You'll learn more about forms in Chapter 8, "Creating and Using Data Entry Forms."
Click the Reports shortcut to see a list of reports in the database. Reports provide a different way to display the data contained in tables. Reports are designed to be attractive when they're actually printed, although you can also view them onscreen. For example, locate and double-click the Summary of Sales by Quarter report. The report opens onscreen, as shown in Figure 3.8. If you move your cursor over the report, the cursor turns into a magnifying glass; click the report to see it with larger type.
Figure 3.8. A report opened from the Database window.
If you look at the information in this report, you'll see that it consists of summary sales and orders numbers . Once again, Access has compiled this information by aggregating the raw data contained in the tables in the database.

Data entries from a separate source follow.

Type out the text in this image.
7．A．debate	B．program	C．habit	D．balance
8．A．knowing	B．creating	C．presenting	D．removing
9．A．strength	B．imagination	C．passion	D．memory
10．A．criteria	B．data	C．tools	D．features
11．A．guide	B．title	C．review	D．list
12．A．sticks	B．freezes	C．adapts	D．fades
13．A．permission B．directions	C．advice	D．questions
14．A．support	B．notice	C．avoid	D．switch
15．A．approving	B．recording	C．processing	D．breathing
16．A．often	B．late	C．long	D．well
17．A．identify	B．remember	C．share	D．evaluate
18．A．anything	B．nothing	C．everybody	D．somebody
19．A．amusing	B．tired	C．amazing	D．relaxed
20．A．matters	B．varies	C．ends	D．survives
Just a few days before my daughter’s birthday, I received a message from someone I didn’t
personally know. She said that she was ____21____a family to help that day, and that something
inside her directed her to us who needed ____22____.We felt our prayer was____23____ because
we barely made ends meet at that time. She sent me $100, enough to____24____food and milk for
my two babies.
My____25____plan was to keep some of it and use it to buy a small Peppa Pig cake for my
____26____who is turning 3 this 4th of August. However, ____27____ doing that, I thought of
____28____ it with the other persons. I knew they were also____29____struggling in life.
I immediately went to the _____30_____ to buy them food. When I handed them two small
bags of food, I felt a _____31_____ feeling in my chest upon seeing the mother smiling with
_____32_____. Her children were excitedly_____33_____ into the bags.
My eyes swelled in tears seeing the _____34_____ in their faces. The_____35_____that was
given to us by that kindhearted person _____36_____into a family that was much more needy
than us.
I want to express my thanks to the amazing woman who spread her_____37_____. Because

If you have a printer, you can click the Print button on the Print Preview toolbar to get a paper copy of the report. You'll find that the onscreen rendition is almost indistinguishable from the printed version. Use the Close button on the preview window to close the report when you're done investigating it.
You'll learn more about reports in Chapter 9, "Printing Information with Reports."
Click the Pages shortcut to see a list of pages in the database. Pages are very similar to forms, but there's a twist: They can be displayed in a Web browser as well as in Access itself.
Right-click the Employees page in the Database window and select Web Page Preview . This launches your default Web browser (most likely Internet Explorer) and loads the Employees page. As you can see in Figure 3.9, the page is very similar to the Employees form you saw in Figure 3.7.
Figure 3.9. A page open in Internet Explorer.
Select File, Close in the Web browser to close the page.
Access is the first database to let you so easily move your data to a Web site. You'll learn more about pages in Chapter 10, "Take Your Data to the Web with Pages."
Click the Macros shortcut to see all the macros in the database. Macros are lists of commands that Access can save and execute. For example, a macro might open up a particular form or prompt the user for some information. You'll learn just a bit about macros in Chapter 15. Until then, you won't need to use this object type.
Click the Modules shortcut to see a list of the modules in the database. Modules are objects that actually contain programming code, written in a language called Visual Basic for Applications (VBA). Modules are designed to give advanced users extra power in customizing a database and its contents. We won't be using modules in this book, although you might occasionally see a database that contains a module.